A majority of each age bracket surveyed additionally said they would most likely support a bill to legalize marijuana, however the percentage of support were much lower among older voters. Among voters ages 18 to 34, 79 % were in support. Among voters ages 65 and older, 51 % were in support. Both Hispanic and Anglo voters said they would most likely support marijuana legalization. The sample sizes for other racial groups were too little to report their results with accuracy. Support seems to be growing over time. In 2014, a Journal Poll that asked the same question found that 50 % of possible voters opposed legalization. 44 % were in support. New Mexico already permits medical marijuana. But proposals to legalize and tax recreational use have repeatedly failed to make it through the legislature. Democrats hold majorities in each chambers, however conservative Democrats have joined Republicans to block the legislation.

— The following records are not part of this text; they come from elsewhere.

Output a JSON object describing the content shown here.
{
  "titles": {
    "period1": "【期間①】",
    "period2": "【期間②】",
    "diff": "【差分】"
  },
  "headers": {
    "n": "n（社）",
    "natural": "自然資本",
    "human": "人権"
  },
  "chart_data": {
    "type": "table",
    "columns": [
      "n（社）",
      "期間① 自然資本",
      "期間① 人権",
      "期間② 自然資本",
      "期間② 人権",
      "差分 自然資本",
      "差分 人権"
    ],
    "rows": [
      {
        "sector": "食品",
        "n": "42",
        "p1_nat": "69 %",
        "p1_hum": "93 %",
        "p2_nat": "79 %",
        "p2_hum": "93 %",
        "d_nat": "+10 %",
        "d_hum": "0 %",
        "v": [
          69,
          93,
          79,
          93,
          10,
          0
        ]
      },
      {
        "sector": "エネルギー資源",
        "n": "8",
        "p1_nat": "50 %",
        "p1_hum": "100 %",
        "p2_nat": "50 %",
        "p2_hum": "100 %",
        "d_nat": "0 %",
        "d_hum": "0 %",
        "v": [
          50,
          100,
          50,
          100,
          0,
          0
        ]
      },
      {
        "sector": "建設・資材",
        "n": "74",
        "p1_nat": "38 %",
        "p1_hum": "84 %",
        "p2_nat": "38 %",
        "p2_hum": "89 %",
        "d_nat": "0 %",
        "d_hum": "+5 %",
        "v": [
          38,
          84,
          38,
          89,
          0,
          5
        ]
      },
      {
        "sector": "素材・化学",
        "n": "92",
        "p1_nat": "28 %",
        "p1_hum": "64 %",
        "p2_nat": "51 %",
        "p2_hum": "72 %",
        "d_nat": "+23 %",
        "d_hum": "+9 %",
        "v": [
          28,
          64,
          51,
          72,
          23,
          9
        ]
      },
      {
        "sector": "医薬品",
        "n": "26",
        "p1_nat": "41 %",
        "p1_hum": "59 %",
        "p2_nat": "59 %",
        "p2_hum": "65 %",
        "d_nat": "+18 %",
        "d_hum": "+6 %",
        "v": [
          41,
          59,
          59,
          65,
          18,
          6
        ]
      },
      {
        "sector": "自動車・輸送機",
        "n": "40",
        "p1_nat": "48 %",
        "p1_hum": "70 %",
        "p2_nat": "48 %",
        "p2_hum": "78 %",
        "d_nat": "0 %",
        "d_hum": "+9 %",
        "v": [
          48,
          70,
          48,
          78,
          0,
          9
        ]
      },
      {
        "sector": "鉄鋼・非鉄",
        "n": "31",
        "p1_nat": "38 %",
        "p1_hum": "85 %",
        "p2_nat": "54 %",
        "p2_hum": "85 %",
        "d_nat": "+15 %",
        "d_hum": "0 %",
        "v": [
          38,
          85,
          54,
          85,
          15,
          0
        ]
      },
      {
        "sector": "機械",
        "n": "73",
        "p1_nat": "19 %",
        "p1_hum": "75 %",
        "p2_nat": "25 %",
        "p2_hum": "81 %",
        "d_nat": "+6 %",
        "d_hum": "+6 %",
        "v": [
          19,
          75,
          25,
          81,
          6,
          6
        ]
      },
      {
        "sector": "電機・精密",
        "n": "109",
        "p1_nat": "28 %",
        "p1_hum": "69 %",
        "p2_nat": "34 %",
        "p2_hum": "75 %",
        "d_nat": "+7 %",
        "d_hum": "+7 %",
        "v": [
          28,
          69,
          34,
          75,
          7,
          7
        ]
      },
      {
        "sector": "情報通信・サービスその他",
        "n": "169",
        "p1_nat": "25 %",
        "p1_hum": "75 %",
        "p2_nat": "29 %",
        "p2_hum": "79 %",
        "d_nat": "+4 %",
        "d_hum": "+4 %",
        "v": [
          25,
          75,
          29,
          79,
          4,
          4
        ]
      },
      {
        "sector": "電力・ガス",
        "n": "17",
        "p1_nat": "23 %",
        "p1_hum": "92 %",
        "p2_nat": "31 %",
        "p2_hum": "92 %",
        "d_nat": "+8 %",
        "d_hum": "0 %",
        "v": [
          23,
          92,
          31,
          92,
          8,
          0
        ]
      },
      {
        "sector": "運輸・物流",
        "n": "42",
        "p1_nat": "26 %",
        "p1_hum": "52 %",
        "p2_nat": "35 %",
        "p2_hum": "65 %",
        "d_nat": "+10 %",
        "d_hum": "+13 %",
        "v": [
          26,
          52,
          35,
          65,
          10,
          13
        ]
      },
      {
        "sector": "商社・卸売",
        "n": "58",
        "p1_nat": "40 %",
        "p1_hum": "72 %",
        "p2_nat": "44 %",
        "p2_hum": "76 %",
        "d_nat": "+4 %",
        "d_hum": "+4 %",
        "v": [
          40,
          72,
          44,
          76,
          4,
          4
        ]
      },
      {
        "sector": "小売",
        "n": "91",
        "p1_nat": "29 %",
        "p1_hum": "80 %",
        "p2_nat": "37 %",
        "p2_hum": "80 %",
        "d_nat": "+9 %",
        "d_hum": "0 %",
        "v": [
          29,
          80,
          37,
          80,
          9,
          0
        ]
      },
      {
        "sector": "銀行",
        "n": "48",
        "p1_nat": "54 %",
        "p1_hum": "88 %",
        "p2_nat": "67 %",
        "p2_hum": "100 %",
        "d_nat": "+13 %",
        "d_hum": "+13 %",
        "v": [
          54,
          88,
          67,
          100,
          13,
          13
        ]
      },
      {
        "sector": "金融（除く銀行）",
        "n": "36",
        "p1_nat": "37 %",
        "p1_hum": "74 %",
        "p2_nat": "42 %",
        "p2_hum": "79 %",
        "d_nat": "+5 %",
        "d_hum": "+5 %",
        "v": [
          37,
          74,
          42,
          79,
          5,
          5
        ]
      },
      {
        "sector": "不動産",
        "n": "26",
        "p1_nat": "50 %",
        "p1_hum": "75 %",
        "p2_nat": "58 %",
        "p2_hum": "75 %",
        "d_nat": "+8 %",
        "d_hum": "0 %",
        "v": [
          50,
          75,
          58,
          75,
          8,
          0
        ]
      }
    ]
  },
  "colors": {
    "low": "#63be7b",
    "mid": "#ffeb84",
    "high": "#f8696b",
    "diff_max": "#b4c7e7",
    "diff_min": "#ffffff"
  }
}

Advocates, however, say the political atmosphere is changing. Republican Gov. Susana Martinez, who opposes legalization, cannot run for re-election as a result of term limits, and her two potential successors are split on the problem. On Wednesday night, Democrat Michelle Lujan Grisham said she would be “inclined to sign” a bill to support legalization of recreational marijuana as long as it protects patients’ access to medical cannabis, effectively regulates edibles, fosters workplace safety, limits underage consumption and protects the current medical cannabis program.“The states that have gone to recreational marijuana have been very clear that it’s an economic boost for their states.”

Republican Steve Pearce has opposed legalization. When legalizing marijuana, he said, different states have struggled with some downsides, like driving while intoxicated and use by teens“I do not see how putting one more obstacle in front of people helps them get out of poverty and get back on their feet, so I’ve never been supportive of legalizing recreational marijuana,” he said. When it involves medical marijuana, Lujan Grisham referred to cannabis a “very powerful tool for a variety of serious medical conditions.” Pearce, who was suspicious of that for many years, claims “I have friends who I’ve known my whole life and they will tell me what it’s done for them. So I have come to terms that medical marijuana—fine, we will do it.” But the Democratic Congresswomen exposed him for truly opposing measures on Capitol Hill that may have magnified military veterans’ access to medical cannabis.

The legislature, in any case, remains a barrier to legalization unless key Democrats change their minds. The entire house is up for election this year, however senators aren’t on the ballot until 2020. “I think eventually the day will come in New Mexico when marijuana is legalized,” Sanderoff said. “But there are still some powerful legislators who are skeptical.” The Journal Poll relies on a scientific sample of 423 registered voters who cast ballots within the 2014 and 2016 general elections and said they were most likely to select this year’s election. The poll was conducted Sept. 7-13. The voter sample contains a margin of error of plus or minus 4.8 percentage points. The margin of error grows for subsamples.

Almost 66% of New Mexicans think cannabis should be legalized.